- Born: 4 July 1959 (age 65) Middelburg, Netherlands

= Steven Aalders =

Dutch artist

Steven Aalders (born 4 July 1959) is an abstract artist, known for his minimal geometric oil paintings.

== Biography ==
Steven Aalders was born on 4 July 1959 in Middelburg, in the Netherlands, and grew up in Amsterdam. He studied at the Gerrit Rietveld Academy in Amsterdam (1979-1982), Croydon College of Art in London (1982-1983) and Ateliers 63 in Haarlem (1983-1985). After winning the Royal Award in Painting in 1986 he worked in Barcelona for a year. In 2011 he undertook a residency at the Josef Albers Foundation in Bethany, Connecticut and in 2017 at the Van Doesburghuis in Meudon, Paris.

Aalders lives and works in Amsterdam.

== Exhibitions ==
Aalders had his first gallery solo show at Jurka Gallery in Amsterdam in 1987, and has exhibited regularly since then, particularly at the Slewe Gallery in Amsterdam. In 2002 he had his first single artist exhibition at a museum, entitled Vertical Thoughts at the Stedelijk Museum voor Aktuele Kunst in Ghent, Belgium. In 2010 followed his exhibition Cardinal Points at the Kunstmuseum Den Haag (formerly known as the Gemeentemuseum, The Hague). Parallel to this exhibition he published his book Cardinal Points, which presented an overview of more than fifteen years of work, with essays by Rudi Fuchs, Thomas Lange and Aalders himself. In 2020 he made an installation at the Van Gogh Museum in Amsterdam, in which he referred to Van Gogh's painting Harvest. In 2021/2022, his exhibition 'Seasons' was on view at the Kröller-Müller Museum, on which occasion a catalogue is published in collaboration with Hatje Cantz, with an overview of ten years work. In 2017 the book The Fifth Line. Thoughts a Painter, was published by Koenig Books, in which Aalders' thoughts on art and particularly abstract art and its relation to the world are discussed in a series of interviews.

== Work ==
Aalders makes abstract oil paintings, influenced by the modernism of Mondrian and the American Minimal Art. His work is an attempt to embody the essence, to create light and space through paint. Also to remap the tradition of history of art. Modernist serial principles such as repetition and uniformity are linked to age-old concepts of depicting time and place. His use of colour reflects various colour concepts from the past. In his paintings he expresses the rhythm of life. In addition to his painting practice he has also written various texts on art and artists for newspapers, magazines and catalogues.
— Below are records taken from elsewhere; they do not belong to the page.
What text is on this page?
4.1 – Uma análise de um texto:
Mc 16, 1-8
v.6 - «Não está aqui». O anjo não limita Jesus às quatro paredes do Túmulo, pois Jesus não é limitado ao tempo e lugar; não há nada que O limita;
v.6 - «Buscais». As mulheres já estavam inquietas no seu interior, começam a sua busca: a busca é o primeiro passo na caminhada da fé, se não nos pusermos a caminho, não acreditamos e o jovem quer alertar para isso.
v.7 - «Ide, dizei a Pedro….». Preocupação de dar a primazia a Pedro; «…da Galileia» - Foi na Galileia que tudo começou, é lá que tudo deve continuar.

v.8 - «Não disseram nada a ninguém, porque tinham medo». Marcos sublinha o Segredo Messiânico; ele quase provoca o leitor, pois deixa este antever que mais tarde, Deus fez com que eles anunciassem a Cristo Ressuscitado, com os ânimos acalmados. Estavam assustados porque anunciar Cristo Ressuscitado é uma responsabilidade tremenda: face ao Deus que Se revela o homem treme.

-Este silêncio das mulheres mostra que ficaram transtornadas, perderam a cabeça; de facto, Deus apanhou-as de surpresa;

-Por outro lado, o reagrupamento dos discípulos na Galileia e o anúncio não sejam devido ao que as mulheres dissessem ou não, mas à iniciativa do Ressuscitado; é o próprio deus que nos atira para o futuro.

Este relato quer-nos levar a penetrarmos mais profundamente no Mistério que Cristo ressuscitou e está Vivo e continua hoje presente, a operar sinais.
Aalders is represented by Slewe Gallery, Amsterdam and Walter Storms Galerie in Munich.

== Collections ==
His paintings have been collected internationally by both private and public collections, such as the Stedelijk Museum Amsterdam, Kröller-Müller Museum, Otterlo, Museum Voorlinden, Wassenaar, Museum Kurhaus Kleve, AkzoNobel Art Foundation, ABN AMRO Bank Art Collection, BPD Art Collection, Over Holland Art Collection, Thoma Art Collection, Chicago amongst others.

== Publications (selection) ==
2021: Steven Aalders, Seasons, Kröller-Müller Museum, Otterlo / Hatje Cantz, Berlin (texts: Rudi Fuchs and Steven Aalders; design: Irma Boom)
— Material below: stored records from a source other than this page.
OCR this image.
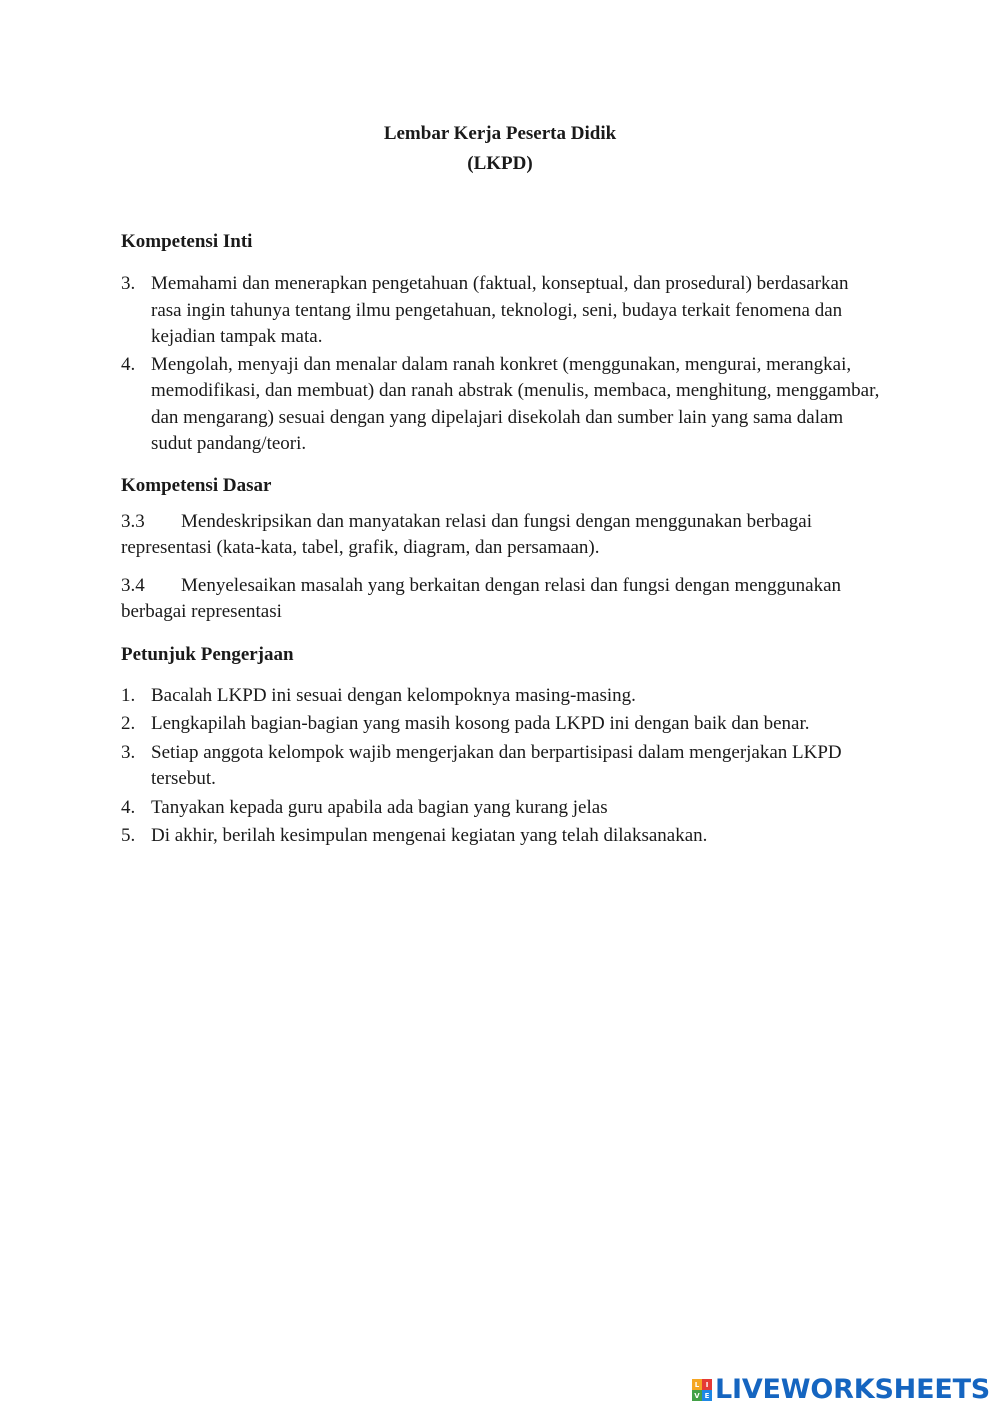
Lembar Kerja Peserta Didik
(LKPD)

Kompetensi Inti

3. Memahami dan menerapkan pengetahuan (faktual, konseptual, dan prosedural) berdasarkan rasa ingin tahunya tentang ilmu pengetahuan, teknologi, seni, budaya terkait fenomena dan kejadian tampak mata.
4. Mengolah, menyaji dan menalar dalam ranah konkret (menggunakan, mengurai, merangkai, memodifikasi, dan membuat) dan ranah abstrak (menulis, membaca, menghitung, menggambar, dan mengarang) sesuai dengan yang dipelajari disekolah dan sumber lain yang sama dalam sudut pandang/teori.

Kompetensi Dasar

3.3 Mendeskripsikan dan manyatakan relasi dan fungsi dengan menggunakan berbagai representasi (kata-kata, tabel, grafik, diagram, dan persamaan).

3.4 Menyelesaikan masalah yang berkaitan dengan relasi dan fungsi dengan menggunakan berbagai representasi

Petunjuk Pengerjaan

1. Bacalah LKPD ini sesuai dengan kelompoknya masing-masing.
2. Lengkapilah bagian-bagian yang masih kosong pada LKPD ini dengan baik dan benar.
3. Setiap anggota kelompok wajib mengerjakan dan berpartisipasi dalam mengerjakan LKPD tersebut.
4. Tanyakan kepada guru apabila ada bagian yang kurang jelas
5. Di akhir, berilah kesimpulan mengenai kegiatan yang telah dilaksanakan.
L I
V E LIVEWORKSHEETS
2017: Steven Aalders, The Fifth Line. Thoughts of a Painter, Koenig Books, London. (design: Irma Boom)

2010: Steven Aalders, Cardinal Points, Gemeentemuseum The Hague (texts: Benno Tempel, Rudi Fuchs, Thomas Lange and Steven Aalders; design: Irma Boom)

2009: Steven Aalders, Place (Black, Brown, Beige, Grey & Ash), Mondriaanhuis, Amersfoort, NL (design: Irma Boom)

2002: Steven Aalders, Vertical Thoughts, S.M.A.K., Ghent (texts: Jan Hoet, Pietje Tegenbosch; design: Irma Boom)

== Commissions ==
Aalders did several commissions. In collaboration with Reiach and Hall Architects in Edinburgh he designed an art work 'Frieze' for the Scottish National Blood Transfusion Service in Edinburgh and a design for the glass panels for the Nuclear Archive, Wick in Scotland in 2017. In collaboration with Group A, Rotterdam, Aalders made a design for the roof of the entrance parking lot Beatrixpark Beethovenstraat in 2016. In 2019 he made a pictorial installation at Huize Frankendael in Amsterdam.